Information provided to a publicly available generative AI tool is considered “released to the public” and may be subject to public records requests under the Public Records Act (PRA).
Releasing information that does not have a public information classification may violate privacy or data protection requirements and laws.
While AI offers tremendous potential benefits to state government and society at large, all uses of generative AI come with some risk. Users must follow the AI Framework when evaluating the risks of using publicly available generative AI on state equipment and/or for state business.
As with all content produced by state government, content produced for publication using publicly available generative AI requires thorough review before use. Special care should be taken when the output has the potential to impact North Carolinians’ exercise of rights, opportunities or access to critical resources or services administered by or accessed through the state. This protection applies regardless of the changing role of automated systems in state government.
When using publicly available generative AI, keep in mind that:
- Publicly available generative AI should be evaluated for accuracy.
- Content produced by publicly available generative AI tools may be inaccurate or unverifiable. For example:
- AI-generated hallucinations (made-up content)
- Incorrect context (data pulled from the internet may not be representative of state government – e.g. policies from private industry v. public, federal v. state
- Cite non-existent sources.
- Publicly available generative AI models and algorithms are often proprietary and end-users who may not have insight into how they were created or function.
- It may not be able to determine how the model was trained and evaluated for bias.
- Results may be based on datasets that contain errors and may be historically biased across race, sex, gender identity, ability and many other factors.
- Publicly available generative AI tools may not comply with state and federal laws and requirements designed to ensure the confidentiality of sensitive information and will require a security risk assessment by the agency before information is uploaded.
- Use of publicly available generative AI may require employees to accept legal terms and conditions governing the license and or use of the tool, which may be enforceable against the employee or the agency.

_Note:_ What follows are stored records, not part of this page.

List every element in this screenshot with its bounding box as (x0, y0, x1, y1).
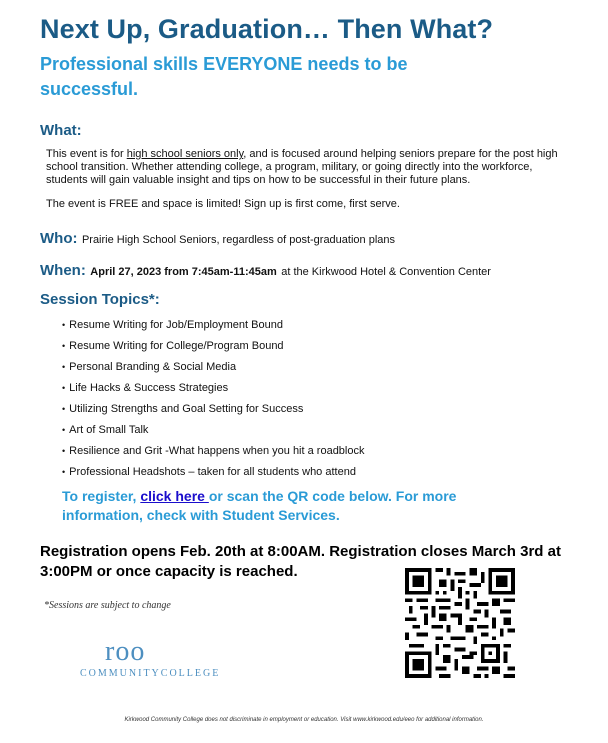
what-text-rest: , and is focused around helping seniors prepare for the post high school transition. Whether attending college, a program, military, or going directly into the workforce, students will gain valuable insight and tips on how to be successful in their future plans. (46, 148, 558, 186)
what-heading: What: (40, 122, 82, 139)
who-label: Who: (40, 230, 78, 247)
what-free-note: The event is FREE and space is limited! Sign up is first come, first serve. (46, 198, 400, 210)
register-link[interactable]: click here (140, 488, 209, 504)
page-title: Next Up, Graduation… Then What? (40, 14, 494, 44)
sessions-note: *Sessions are subject to change (44, 600, 171, 611)
topic-item: • Personal Branding & Social Media (62, 360, 365, 381)
topic-item: • Art of Small Talk (62, 423, 365, 444)
topic-item: • Resume Writing for Job/Employment Bound (62, 318, 365, 339)
topics-list (62, 318, 365, 486)
topic-item: • Life Hacks & Success Strategies (62, 381, 365, 402)
register-suffix: or scan the QR code below. For more information, check with Student Services. (62, 488, 457, 523)
topic-item: • Resume Writing for College/Program Bound (62, 339, 365, 360)
who-text: Prairie High School Seniors, regardless of post-graduation plans (81, 234, 395, 246)
when-row (40, 262, 491, 280)
who-row (40, 230, 395, 248)
topic-item: • Utilizing Strengths and Goal Setting for Success (62, 402, 365, 423)
when-label: When: (40, 262, 86, 279)
page-subtitle: Professional skills EVERYONE needs to be successful. (40, 54, 408, 99)
when-date: April 27, 2023 from 7:45am-11:45am (90, 266, 277, 278)
topic-item: • Professional Headshots – taken for all students who attend (62, 465, 365, 486)
register-prefix: To register, (62, 488, 141, 504)
college-logo-mark: roo (105, 636, 146, 667)
what-description (46, 148, 566, 187)
college-logo-text: COMMUNITYCOLLEGE (80, 668, 221, 679)
when-place: at the Kirkwood Hotel & Convention Center (281, 266, 491, 278)
footer-disclaimer: Kirkwood Community College does not discriminate in employment or education. Visit www.kirkwood.edu/eeo for additional information. (124, 717, 484, 723)
topic-item: • Resilience and Grit -What happens when you hit a roadblock (62, 444, 365, 465)
topics-heading: Session Topics*: (40, 291, 160, 308)
registration-dates: Registration opens Feb. 20th at 8:00AM. Registration closes March 3rd at 3:00PM or once capacity is reached. (40, 543, 561, 580)
qr-code-icon[interactable] (405, 568, 515, 678)
audience-emphasis: high school seniors only (126, 148, 244, 160)
register-instructions (62, 487, 532, 525)
what-text-start: This event is for (46, 148, 127, 160)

- Publicly available generative AI may create content that infringes on others’ intellectual property (e.g., patent, copyright, trademark).
- Entering information into a publicly available generative AI tool is equivalent to releasing it publicly. Releasing information that does not have a public information classification may violate privacy or data protection requirements and laws.
- Using generative AI to generate software code could expose existing vulnerabilities and create new ones if systems are not kept current with patches and software updates.
- AI systems and related services rely on computing technology and networks that must also be secured against unauthorized access and manipulation in order to ensure the integrity of the systems and data being used to enable AI tools.
- Uploading or sharing any personal, proprietary or restricted data into publicly available generative AI (e.g., proprietary code, personal information, security sensitive information) is strictly prohibited.
This guidance extends to all PII associated with the public, employees or partners, and includes educational, financial and health records, trade secrets and any other sensitive information entrusted to the state.